Armodoxy for Today: Revelation (Eve of Theophany)
It is the eve of Theophany. And you might expect a message about a babe in a mangers or a star in the sky, but instead we take a detour and present a story from the Old Testament with a surprising twist at the end that connects to the Revelation of God that is celebrated on Theophany.
There is a tradition in the Armenian Church to chant “The Song of the Three” from the Book of Daniel (chapter 3) at the Eve of Theophany. Four chanters come before the altar, one narrates the Scripture while the other three sing a song of rebellion against the powers of the world and pledge their loyalty to God.
Many stories from the Old Testament feature royalty, and this one doesn’t disappoint. This about a king who is as unique as his name, Nebuchadnezzar. As the story is read, he has constructed a huge gold statue celebrating himself and his magnificent prowess. He has sent out an order for everyone in his kingdom to come forward, pay homage and worship before the statue. Should anyone refuse to do so, the penalty was death by means of a fiery furnace. Three men, Shadrach, Meshach, and Abed-Nego, refuse the order of the King. The orders for punishment are carried out and Shadrah, Meshach and Abed-Nego are thrown into the fiery furnace. They go in singing the praises of God and survive the heat and flames.
Their song, “The Song of the Three,”* says, “O Nebuchadnezzar, our God whom we serve is able to deliver us from the burning fiery furnace, and He will deliver us from your hand, O king. But if not, let it be known to you, O king, that we do not serve your gods, nor will we worship the gold image which you have set up.”
Nebuchadnezzar is furious at their contempt and their rebellious attitude. He has the heat turned up seven fold. The three men, Shadrach, Meshach, and Abed-Nego, continue to sing the praise of God.
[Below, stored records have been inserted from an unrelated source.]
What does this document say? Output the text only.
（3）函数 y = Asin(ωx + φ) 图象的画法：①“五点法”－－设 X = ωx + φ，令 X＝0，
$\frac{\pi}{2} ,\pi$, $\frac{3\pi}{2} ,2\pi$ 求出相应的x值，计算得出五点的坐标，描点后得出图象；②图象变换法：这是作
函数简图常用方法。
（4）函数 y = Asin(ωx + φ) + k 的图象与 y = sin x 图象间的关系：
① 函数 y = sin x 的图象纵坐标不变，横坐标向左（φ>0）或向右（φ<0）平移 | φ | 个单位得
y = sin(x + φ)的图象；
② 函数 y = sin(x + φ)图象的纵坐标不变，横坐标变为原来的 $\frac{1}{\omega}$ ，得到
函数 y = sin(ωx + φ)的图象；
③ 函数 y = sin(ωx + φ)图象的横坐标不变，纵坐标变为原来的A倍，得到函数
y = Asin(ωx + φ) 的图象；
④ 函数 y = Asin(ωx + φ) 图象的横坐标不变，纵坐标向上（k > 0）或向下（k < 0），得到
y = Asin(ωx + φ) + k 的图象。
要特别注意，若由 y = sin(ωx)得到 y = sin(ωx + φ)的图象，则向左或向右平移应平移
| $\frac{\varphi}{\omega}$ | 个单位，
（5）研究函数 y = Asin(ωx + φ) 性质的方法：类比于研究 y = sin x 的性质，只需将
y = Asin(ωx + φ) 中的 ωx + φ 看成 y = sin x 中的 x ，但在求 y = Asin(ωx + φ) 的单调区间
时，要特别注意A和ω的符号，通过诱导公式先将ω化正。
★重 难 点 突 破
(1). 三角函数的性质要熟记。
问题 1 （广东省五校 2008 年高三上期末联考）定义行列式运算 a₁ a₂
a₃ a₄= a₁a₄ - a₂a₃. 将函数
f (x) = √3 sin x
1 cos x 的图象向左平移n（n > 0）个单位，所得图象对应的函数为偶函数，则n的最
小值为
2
The narrator continues, “Then these men were bound in their coats, their trousers, their turbans, and their other garments, and were cast into the midst of the burning fiery furnace. Therefore, because the king’s command was urgent, and the furnace exceedingly hot, the flame of the fire killed those men who took up Shadrach, Meshach, and Abed-Nego. And these three men, Shadrach, Meshach, and Abed-Nego, fell down bound into the midst of the burning fiery furnace. Then King Nebuchadnezzar was astonished; and he rose in haste and spoke, saying to his counselors, “Did we not cast three men bound into the midst of the fire?” They answered and said to the king, “True, O king.” “Look!” he answered, “I see four men loose, walking in the midst of the fire; and they are not hurt, and the form of the fourth is like the Son of God.”
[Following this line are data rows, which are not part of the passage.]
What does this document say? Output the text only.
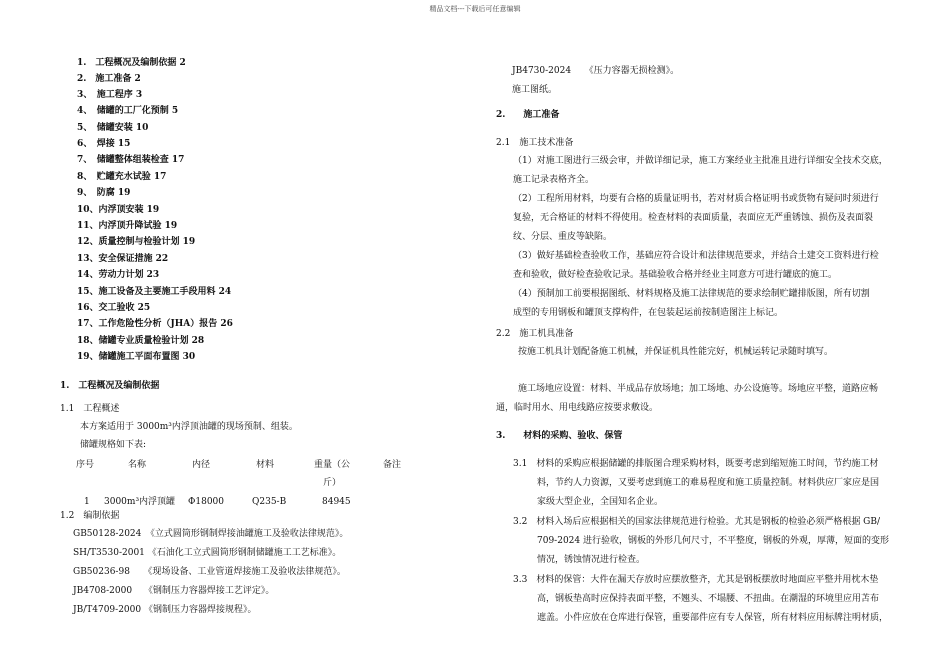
精品文档---下载后可任意编辑
1.　工程概况及编制依据 2
2.　施工准备 2
3、　施工程序 3
4、　储罐的工厂化预制 5
5、　储罐安装 10
6、　焊接 15
7、　储罐整体组装检查 17
8、　贮罐充水试验 17
9、　防腐 19
10、内浮顶安装 19
11、内浮顶升降试验 19
12、质量控制与检验计划 19
13、安全保证措施 22
14、劳动力计划 23
15、施工设备及主要施工手段用料 24
16、交工验收 25
17、工作危险性分析（JHA）报告 26
18、储罐专业质量检验计划 28
19、储罐施工平面布置图 30
1.　工程概况及编制依据
1.1　工程概述
本方案适用于 3000m³内浮顶油罐的现场预制、组装。
储罐规格如下表:
序号	名称	内径	材料	重量（公	备注
斤）
1 3000m³内浮顶罐 Φ18000	Q235-B	84945
1.2　编制依据
GB50128-2024　《立式圆筒形钢制焊接油罐施工及验收法律规范》。
SH/T3530-2001 《石油化工立式圆筒形钢制储罐施工工艺标准》。
GB50236-98　　《现场设备、工业管道焊接施工及验收法律规范》。
JB4708-2000　 《钢制压力容器焊接工艺评定》。
JB/T4709-2000 《钢制压力容器焊接规程》。
JB4730-2024　　《压力容器无损检测》。
施工图纸。
2.　　施工准备
2.1　施工技术准备
（1）对施工图进行三级会审，并做详细记录，施工方案经业主批准且进行详细安全技术交底，
施工记录表格齐全。
（2）工程所用材料，均要有合格的质量证明书，若对材质合格证明书或货物有疑问时须进行
复验，无合格证的材料不得使用。检查材料的表面质量，表面应无严重锈蚀、损伤及表面裂
纹、分层、重皮等缺陷。
（3）做好基础检查验收工作，基础应符合设计和法律规范要求，并结合土建交工资料进行检
查和验收，做好检查验收记录。基础验收合格并经业主同意方可进行罐底的施工。
（4）预制加工前要根据图纸、材料规格及施工法律规范的要求绘制贮罐排版图，所有切割
成型的专用钢板和罐顶支撑构件，在包装起运前按制造图注上标记。
2.2　施工机具准备
按施工机具计划配备施工机械，并保证机具性能完好，机械运转记录随时填写。
施工场地应设置：材料、半成品存放场地；加工场地、办公设施等。场地应平整，道路应畅
通，临时用水、用电线路应按要求敷设。
3.　　材料的采购、验收、保管
3.1　材料的采购应根据储罐的排版图合理采购材料，既要考虑到缩短施工时间，节约施工材
料，节约人力资源，又要考虑到施工的难易程度和施工质量控制。材料供应厂家应是国
家级大型企业，全国知名企业。
3.2　材料入场后应根据相关的国家法律规范进行检验。尤其是钢板的检验必须严格根据 GB/
709-2024 进行验收，钢板的外形几何尺寸，不平整度，钢板的外观，厚薄，短面的变形
情况，锈蚀情况进行检查。
3.3　材料的保管：大件在漏天存放时应摆放整齐，尤其是钢板摆放时地面应平整并用枕木垫
高，钢板垫高时应保持表面平整，不翘头、不塌腰、不扭曲。在潮湿的环境里应用苫布
遮盖。小件应放在仓库进行保管，重要部件应有专人保管，所有材料应用标牌注明材质，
God is revealed! On the Eve of Theophany, the Eve of the Celebration of Jesus Christ being born and revealed, this Scriptural passage is read in all the Armenian Churches as a reminder that during our worst moments, when the heat is on and even exceeding normal expectations of survival, God is revealed and in our midst. He never abandons us. The story of the three men, Shadrach, Meshach, and Abed-Nego is retold as a prelude to the greatest story ever told, a prelude to the Birth of the Savior, who stands with us during our most difficult moments and a loving and caring God who never abandons us.
Tonight we greet one another with the great news: Christ is born and revealed, blessed be the revelation of Christ!
Let us pray, “O Lord and Savior, Jesus Christ. On this evening you entered the world. The Word was made Incarnate. You stand with us during our trials and tribulations. You are the Way, the Truth and the Life. Keep the freshness of this story ever present in my life. Tonight we finish our Advent Journey and I proclaim the great news that you are born and revealed. May those who hear turn to the Truth and may I never turn away from this connection to Life. In all things I praise you along with the Father and Holy Spirit. Amen.”
*Note: The story of King Nebuchadnezzar and the three men can be found in Daniel 3 and I strongly urge that you read it in its entirety. The Song of the Three is part of the Armenian canon, that is, it is in the Traditional Orthodox and Roman Catholic Bible. Unfortunately, the Protestants (including the Armenian evangelical churches), have removed the Song of the Three from the Holy Scriptures along with several other books, and placed them in a group of books labeled as “Apocrypha (that is, “Hidden”). For the Armenian Church, Holy Scripture cannot be discarded.